Lançado pela gravadora Kuarup na sexta-feira, 19 de agosto, em edição digital e no formato de CD, o álbum Você você – Anna Paes canta Guinga é o segundo álbum da cantora, tendo sido precedido pelos singles que apresentou as gravações de Neblinas e flâmulas (Guinga e Aldir Blanc, 1996) e Sonhadora (Guinga e Paulo César Pinheiro, 1974), única música inédita de repertório que abarca parcerias de Guinga com Chico Buarque, José Miguel Wisnik e Thiago Amud, embora as composições letradas por Aldir Blanc e Paulo César Pinheiro predominem na seleção do disco de Paes.
Inédita em disco há 48 anos, Sonhadora é canção de lírica seresteira que evoca o clamor dos trovadores e a inspiração villa-lobiana entranhada na obra de Guinga e também perceptível em Quadrão (Guinga e Paulo César Pinheiro, 1980), música que abre o álbum gravado entre março e abril deste ano de 2022, com produção artística de Sérgio Lima Netto, no Studio Araras, embora a foto da cantora na capa dê a falsa impressão de se tratar de disco ao vivo.
Como Anna Paes conta no texto que escreveu para a edição em CD do álbum, Sonhadora chegou à artista em disco lhe presenteado por Paulo Aragão em 2008 com gravações caseiras de músicas compostas por Guinga com Paulo César Pinheiro nos anos 1970 e transcritas para CD a partir de fita cassete. Algumas dessas músicas eram inéditas e chegaram ao público no já mencionado álbum Corpo de baile, de Mônica Salmaso.
Sem se preocupar com o ineditismo do repertório, Anna Paes apresenta disco que, embora valorizado pela presença de Guinga ao violão e na criação dos arranjos, não resiste às comparações com os antológicos songbooks de Leila Pinheiro e Mônica Salmaso.
A técnica vocal de Anna Paes é apurada. No campo técnico, o álbum Você você – Anna Paes canta Guinga resulta irretocável, inclusive pelas precisas mixagem e masterização feitas por Sérgio Lima Neto. A questão é que falta ao disco o frescor que havia em 1996 na abordagem da obra de Guinga por Leila. Já o canto de Salmaso atingiu em Corpo de baile (2014) profundas regiões emocionais inalcançáveis por Paes, dona de voz bonita, mas sem a mínima originalidade no timbre.
As onze faixas de Você você evoluem na mesma temperatura, sem que o canto da artista atinja, por exemplo, a dramaticidade contida nos versos escritos por Paulo César Pinheiro para Valsa maldita (1977) e Passos e assovios (1979), valsas lançadas em discos das cantoras Márcia e Cláudia Savaget, respectivamente.

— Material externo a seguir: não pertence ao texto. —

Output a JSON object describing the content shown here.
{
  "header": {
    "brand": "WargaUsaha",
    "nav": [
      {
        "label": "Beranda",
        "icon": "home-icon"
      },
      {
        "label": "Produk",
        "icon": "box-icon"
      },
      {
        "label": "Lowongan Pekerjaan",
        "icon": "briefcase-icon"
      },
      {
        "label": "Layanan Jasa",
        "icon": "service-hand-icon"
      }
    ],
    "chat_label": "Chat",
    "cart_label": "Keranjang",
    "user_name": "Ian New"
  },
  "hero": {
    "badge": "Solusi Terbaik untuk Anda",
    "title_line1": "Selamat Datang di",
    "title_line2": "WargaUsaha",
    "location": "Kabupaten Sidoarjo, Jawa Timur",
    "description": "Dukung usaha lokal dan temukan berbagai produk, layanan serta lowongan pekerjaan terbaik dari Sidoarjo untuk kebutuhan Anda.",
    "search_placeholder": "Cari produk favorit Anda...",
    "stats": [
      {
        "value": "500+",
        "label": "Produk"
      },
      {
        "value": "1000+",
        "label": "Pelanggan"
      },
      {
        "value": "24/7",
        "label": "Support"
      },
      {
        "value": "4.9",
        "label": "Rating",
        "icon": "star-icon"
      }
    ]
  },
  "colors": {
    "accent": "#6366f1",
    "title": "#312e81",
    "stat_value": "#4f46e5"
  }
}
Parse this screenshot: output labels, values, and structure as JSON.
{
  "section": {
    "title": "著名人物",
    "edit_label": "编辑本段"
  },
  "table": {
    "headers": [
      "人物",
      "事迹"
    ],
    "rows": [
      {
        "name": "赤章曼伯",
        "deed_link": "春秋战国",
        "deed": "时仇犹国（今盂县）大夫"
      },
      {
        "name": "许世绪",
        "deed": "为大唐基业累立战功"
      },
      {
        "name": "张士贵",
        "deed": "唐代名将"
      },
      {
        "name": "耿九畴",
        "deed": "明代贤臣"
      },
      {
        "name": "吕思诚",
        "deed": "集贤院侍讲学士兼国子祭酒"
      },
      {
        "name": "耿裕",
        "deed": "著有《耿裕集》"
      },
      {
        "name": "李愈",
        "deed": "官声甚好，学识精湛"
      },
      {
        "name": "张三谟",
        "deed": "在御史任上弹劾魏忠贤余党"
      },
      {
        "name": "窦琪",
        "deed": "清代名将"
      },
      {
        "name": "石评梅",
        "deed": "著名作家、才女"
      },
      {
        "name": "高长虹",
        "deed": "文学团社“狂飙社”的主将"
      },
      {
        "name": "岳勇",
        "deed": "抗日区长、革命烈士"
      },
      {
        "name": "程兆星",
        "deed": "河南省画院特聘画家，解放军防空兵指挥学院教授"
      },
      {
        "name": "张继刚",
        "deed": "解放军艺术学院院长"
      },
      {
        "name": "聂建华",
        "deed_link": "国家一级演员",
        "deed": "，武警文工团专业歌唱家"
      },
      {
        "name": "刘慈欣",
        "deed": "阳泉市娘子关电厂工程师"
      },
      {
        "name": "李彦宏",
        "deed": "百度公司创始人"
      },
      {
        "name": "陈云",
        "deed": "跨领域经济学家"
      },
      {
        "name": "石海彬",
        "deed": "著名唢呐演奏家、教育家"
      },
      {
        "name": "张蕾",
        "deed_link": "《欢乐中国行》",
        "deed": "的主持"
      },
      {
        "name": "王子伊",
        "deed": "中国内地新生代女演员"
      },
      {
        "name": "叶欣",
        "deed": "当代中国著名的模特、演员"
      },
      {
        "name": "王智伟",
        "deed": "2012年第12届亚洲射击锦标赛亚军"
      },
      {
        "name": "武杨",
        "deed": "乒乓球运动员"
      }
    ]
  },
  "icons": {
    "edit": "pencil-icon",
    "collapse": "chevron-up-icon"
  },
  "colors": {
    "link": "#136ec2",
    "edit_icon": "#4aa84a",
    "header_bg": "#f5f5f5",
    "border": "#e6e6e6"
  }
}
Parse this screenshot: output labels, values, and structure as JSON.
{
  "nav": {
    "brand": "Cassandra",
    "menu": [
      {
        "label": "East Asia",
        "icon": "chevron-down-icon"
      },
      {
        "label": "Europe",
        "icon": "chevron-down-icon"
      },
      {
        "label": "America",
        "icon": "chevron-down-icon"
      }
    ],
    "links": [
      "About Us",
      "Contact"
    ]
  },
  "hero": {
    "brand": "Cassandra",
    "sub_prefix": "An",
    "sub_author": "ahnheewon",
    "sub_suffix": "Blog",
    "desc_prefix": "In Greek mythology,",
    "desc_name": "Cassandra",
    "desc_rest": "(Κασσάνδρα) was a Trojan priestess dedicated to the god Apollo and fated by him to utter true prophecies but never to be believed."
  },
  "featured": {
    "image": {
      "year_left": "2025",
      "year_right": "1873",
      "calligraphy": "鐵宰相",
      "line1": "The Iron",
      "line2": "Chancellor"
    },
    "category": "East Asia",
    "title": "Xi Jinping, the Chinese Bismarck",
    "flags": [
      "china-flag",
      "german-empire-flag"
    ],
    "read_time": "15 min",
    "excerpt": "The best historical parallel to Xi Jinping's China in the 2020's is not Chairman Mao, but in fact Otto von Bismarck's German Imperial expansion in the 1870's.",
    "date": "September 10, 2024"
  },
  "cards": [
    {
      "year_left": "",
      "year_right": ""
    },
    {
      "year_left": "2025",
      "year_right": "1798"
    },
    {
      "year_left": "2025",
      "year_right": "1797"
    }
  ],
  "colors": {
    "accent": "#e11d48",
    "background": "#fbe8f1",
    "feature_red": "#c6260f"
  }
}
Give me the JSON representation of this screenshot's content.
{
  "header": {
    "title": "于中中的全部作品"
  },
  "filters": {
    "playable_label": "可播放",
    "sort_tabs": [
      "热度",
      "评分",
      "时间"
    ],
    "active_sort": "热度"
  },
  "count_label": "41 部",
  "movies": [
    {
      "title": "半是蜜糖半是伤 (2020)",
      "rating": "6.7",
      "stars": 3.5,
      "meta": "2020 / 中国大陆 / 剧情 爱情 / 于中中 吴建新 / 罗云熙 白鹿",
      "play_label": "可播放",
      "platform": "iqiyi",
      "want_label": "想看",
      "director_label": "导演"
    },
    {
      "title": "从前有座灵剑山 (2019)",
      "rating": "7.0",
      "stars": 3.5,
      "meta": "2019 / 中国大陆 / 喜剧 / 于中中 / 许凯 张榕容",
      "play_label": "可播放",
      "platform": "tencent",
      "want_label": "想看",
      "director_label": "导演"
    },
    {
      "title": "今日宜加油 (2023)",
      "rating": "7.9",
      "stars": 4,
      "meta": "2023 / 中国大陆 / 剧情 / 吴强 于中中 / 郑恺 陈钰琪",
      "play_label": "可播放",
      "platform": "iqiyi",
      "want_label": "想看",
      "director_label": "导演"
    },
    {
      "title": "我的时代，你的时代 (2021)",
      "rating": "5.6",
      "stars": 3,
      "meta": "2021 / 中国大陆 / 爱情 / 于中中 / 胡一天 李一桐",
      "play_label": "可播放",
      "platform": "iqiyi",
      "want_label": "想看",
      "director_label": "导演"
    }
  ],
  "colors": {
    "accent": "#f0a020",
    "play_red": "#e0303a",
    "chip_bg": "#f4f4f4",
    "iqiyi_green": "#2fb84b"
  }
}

Para ouvintes que se deleitam com a técnica e relegam a emoção do canto a segundo plano, Anna Paes soará sedutora ao embarcar na viagem delirante de Valsa pra Leila (Guinga e Aldir Blanc, 1996, ao divagar sobre o amor na valsa Nem cais nem barco (Guinga e Aldir Blanc, 1991), ao seguir sem atropelos o percurso difícil de Carta de pedra (Guinga e Aldir Blanc, 1996) dos graves aos mais altos agudos, ao seguir em segurança por Avenida Atlântica (Guinga e Thiago Amud, 2014) – música apresentada na voz de Ana Carolina em disco do pianista Sergio Mendes, Magic (2014) – e ao dar voz à Canção necessária (Guinga e José Miguel Wisnik, 2011).
Nada está fora do tom, como exemplifica a bela abordagem da música-título Você você (1998) – primeira e por ora única parceria de Guinga com Chico Buarque (autor da letra que pode ser entendida como o sentimento de posse entre um casal, mas que foi escrita sob a perspectiva de uma criança cheia de perguntas ao observar a mãe).
O canto de Você você ao fim do disco deixa nítido o domínio de Anna Paes sobre o cancioneiro complexo de Guinga – proeza que agrega valor ao álbum.